For dogs, sound and tone matter, and it turns out dogs are more responsive to directed speech spoken by women, which may explain why women dog trainers appear to be more effective than men. What makes the difference?
Speaking in “Motherese”
“Motherese” is a name researchers give to a style of speech used on babies and very young children. It’s a vocalization in a higher pitched tone of voice — one that is almost musical, and often using many repetitions.
According to experts, a technical way of describing this would be “infant-directed speech.”
In the 1980s, two psychologists at the University of Pennsylvania, Kathy Hirsh-Pasek and Rebecca Treiman, demonstrated that when humans spoke to dogs, they used a language very similar to “Motherese.” They gave this manner of speaking a slang name of “Doggerel,” which is another way of saying “dog-directed speech.”
Additional research over the years has shown that both children and dogs pay closer attention when spoken to in Motherese or Doggerel, Psychology Today reported. More recent studies demonstrated that the brains of young children respond more strongly to Motherese.
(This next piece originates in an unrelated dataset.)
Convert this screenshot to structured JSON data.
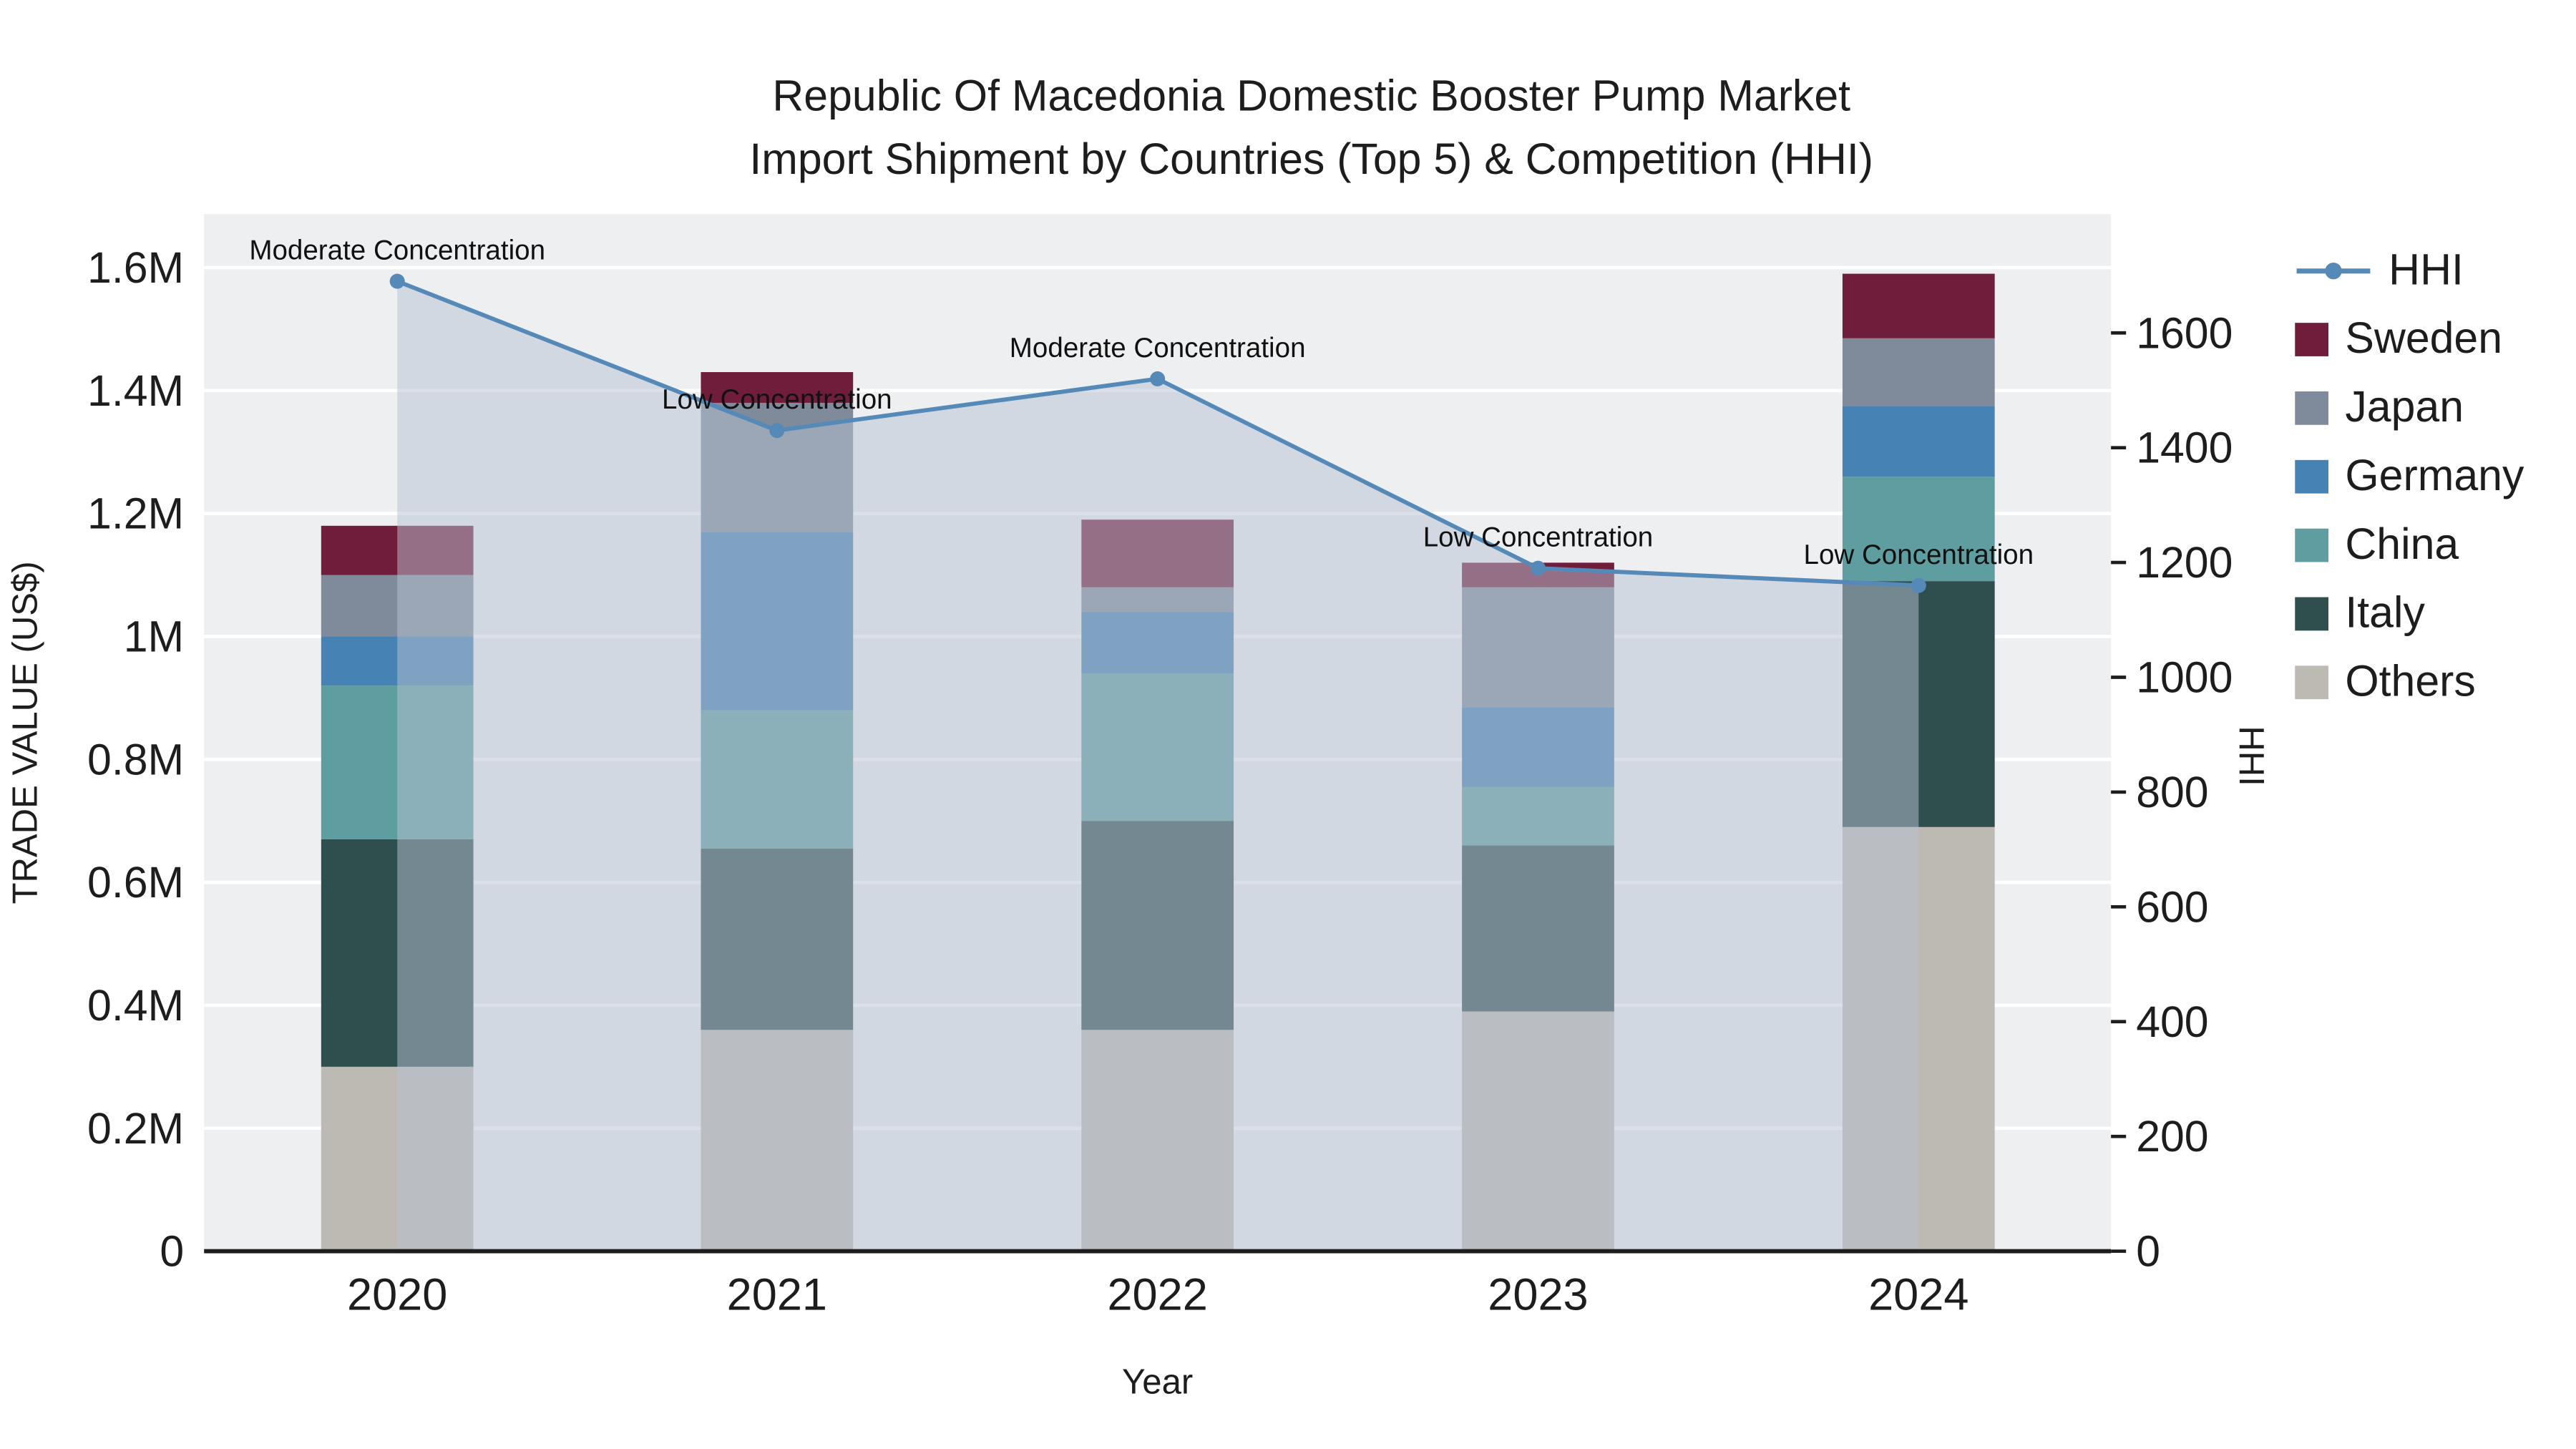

Does Motherese Work on Dogs?
A team of investigators at Eötvös Loránd University in Budapest, Hungary, led by Anna Gergely, wanted to find out if dog brains were similarly sensitive to Motherese as the brains of human children.
To test this, they measured the brain activity of 19 family dogs. The canines listened to recordings of speech that were directed at infants, adults, and dogs. Each speech sample contained full sentences recorded by both male and female adult speakers the dogs were unfamiliar with. The speakers engaged in normal positive interactions with their own family dogs, their own babies, or another adult.
The researchers used fMRI (functional magnetic resonance imaging) to measure the brain activity of the dogs. The resulting data revealed that the dogs had special response regions on the left side of dog brains that were slightly to the front of the normal auditory response regions. These areas of the brain responded more to dog- and infant-directed speech than they did to normal speech directed at adults.
What the brain imaging revealed was that, just like human children, the brains of dogs are attuned to exactly the kind of “Motherese” speech patterns that humans typically direct at them.
Further, dogs appear especially sensitive to not only dog-directed speech but also infant-directed speech.
Does the Tone of Female Voices Make Women Better Dog Trainers?
Even without the results of how dog’s brains respond to “Motherese” speech, observational evidence seems to indicate that women might be better at dog training than men.
What evidence? A casual accounting will reveal that the overwhelming majority of trainers of companion dogs are women. The data one researcher collected revealed that four out of five companion dog trainers are women.
Just look at the results of dog obedience competitions in 2022. All of the top 10 obedience dogs for this year had female handlers. The probability of this happening by chance is less than one in a thousand (0.001%).
Researchers believe this may not all come down to skills. A major factor could simply be that the brains of dogs are more tuned to the female voice, especially when using “Motherese,” “Doggerel,” or whatever term you want to give dog-directed speech.
Men make up the majority — and do well at — training hunting dogs, protection dogs, and field dogs. But these more “macho” activities are those that many women have a propensity to shy away from. Perhaps if more women gravitated toward these types of dog training, they might dominate those arenas as well.